Built-in packs (in src/synthorg/templates/packs/):

Pack Agents Description
security-team Security Engineer, Security Operations Threat modelling and compliance
data-team Data Analyst, Data Engineer, ML Engineer Data analytics pipeline
qa-pipeline QA Lead, QA Engineer, Automation Engineer Quality assurance
creative-marketing Content Writer, Brand Strategist Content and brand
design-team UX Designer, UX Researcher Design and user research
verifier-harness Planner, Generator, Evaluator Three-agent verification with calibrated rubric grading (see Verification & Quality: Verification Stage)

User packs live in ~/.synthorg/template-packs/ (YAML files). User packs override built-in packs of the same name.
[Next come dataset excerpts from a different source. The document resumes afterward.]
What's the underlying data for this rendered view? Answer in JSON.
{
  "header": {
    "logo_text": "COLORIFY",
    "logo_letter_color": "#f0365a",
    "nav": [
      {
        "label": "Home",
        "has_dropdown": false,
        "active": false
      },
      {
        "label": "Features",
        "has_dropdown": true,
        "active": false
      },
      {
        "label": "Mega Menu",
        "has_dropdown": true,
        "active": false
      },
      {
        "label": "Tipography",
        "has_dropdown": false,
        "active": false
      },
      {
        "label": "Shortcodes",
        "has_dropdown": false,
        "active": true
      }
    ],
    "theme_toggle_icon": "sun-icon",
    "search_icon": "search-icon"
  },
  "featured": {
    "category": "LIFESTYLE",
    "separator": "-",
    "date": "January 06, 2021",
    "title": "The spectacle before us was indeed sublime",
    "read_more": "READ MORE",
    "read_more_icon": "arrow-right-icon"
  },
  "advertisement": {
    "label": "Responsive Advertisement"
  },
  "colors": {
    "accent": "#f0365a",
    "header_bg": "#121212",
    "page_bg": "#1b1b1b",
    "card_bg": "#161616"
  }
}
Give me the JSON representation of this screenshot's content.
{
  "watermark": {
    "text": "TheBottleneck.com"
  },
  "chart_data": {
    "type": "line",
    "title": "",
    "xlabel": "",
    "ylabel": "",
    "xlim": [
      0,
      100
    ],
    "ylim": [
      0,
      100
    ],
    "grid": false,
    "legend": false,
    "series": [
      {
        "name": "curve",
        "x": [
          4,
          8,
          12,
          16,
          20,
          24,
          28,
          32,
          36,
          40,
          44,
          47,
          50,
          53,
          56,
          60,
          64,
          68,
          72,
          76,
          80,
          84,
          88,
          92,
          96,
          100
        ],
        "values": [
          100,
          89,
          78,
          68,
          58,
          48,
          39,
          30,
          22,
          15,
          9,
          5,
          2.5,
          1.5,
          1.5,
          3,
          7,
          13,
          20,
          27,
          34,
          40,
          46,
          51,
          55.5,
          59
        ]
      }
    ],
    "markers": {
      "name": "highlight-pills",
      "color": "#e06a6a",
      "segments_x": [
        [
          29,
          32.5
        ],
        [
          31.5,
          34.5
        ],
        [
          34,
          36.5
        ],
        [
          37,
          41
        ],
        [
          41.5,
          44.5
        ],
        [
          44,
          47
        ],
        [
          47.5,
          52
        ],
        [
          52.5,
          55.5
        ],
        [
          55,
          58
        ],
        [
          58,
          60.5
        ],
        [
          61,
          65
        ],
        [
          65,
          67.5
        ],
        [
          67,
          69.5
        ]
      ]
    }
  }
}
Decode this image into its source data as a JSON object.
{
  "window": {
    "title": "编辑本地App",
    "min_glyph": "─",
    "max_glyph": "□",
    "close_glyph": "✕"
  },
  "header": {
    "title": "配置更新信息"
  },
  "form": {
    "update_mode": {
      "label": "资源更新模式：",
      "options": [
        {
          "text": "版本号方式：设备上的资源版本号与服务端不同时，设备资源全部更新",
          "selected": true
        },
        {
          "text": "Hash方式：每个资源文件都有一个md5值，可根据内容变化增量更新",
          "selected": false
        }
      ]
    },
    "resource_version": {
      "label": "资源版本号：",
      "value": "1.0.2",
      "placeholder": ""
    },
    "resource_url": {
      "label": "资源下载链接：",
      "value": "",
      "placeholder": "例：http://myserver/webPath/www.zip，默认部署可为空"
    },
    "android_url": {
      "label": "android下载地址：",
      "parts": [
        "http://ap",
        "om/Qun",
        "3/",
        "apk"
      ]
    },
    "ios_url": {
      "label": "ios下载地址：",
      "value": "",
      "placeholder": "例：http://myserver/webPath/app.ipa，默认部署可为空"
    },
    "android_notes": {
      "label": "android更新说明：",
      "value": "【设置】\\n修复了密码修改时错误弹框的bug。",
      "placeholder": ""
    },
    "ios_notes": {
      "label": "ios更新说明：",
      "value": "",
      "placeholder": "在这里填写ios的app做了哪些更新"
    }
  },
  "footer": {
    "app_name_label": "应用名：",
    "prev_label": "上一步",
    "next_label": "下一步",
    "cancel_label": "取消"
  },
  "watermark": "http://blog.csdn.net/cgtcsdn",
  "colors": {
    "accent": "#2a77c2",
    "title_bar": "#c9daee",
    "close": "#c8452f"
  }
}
Composition via uses_packs:

template:
  name: "Full Company"
  extends: "startup"
  uses_packs:
    - "security-team"
    - "qa-pipeline"

Resolution order: extends parent is merged first, then each pack in uses_packs order, then the template's own fields override last. Circular pack dependencies are detected and raise TemplateRenderError.

Live application:

The POST /api/v1/template-packs/apply endpoint applies a pack to a running org, adding its agents and departments to the existing config. Department names are deduplicated (case-insensitive); agent names are deduplicated by name.


Company Builder

The web dashboard includes a setup wizard with a mode selection gate after account creation (conditional; only shown when no admin exists). The user chooses Guided Setup (recommended, full wizard) or Quick Setup (minimal: company name + provider, configure the rest later in Settings). Guided mode steps: Mode, Template (searchable grid with category/size filters, recommended/others grouping, and structural metadata cards showing agent count, departments, autonomy level, and workflow), Company (name, description, currency, and model tier profile), Providers (configure LLM providers with auto-detection for local instances (with probe-detected base URLs) and full provider form supporting API key, subscription, custom configurations, and manually entered base URLs), Agents (customise names, roles, personality presets, and model assignments), Theme (set UI preferences for palette, density, animation, sidebar, and typography), and Complete (review summary and launch). Quick mode steps: Mode, Company, Providers, and Complete, skipping template, agents, and theme. Providers are configured before agents so model assignment is available during agent customisation. When a template is selected, all template agents are auto-created with models matched to configured providers via a tier classification engine that respects each agent's priority axis (quality, speed, cost, or balanced). All configuration is persisted to the database via REST API calls. To re-run the setup wizard from scratch, use synthorg wipe (walks you through an interactive backup, wipes all data, and optionally restarts the stack to re-open the wizard).


MCP Service Facades

The organisation domain exposes service facades on AppState for MCP handler shims (CompanyReadService, DepartmentService, TeamService, RoleVersionService). The facade inventory and the MCP args contract live in the MCP Handler Contract reference.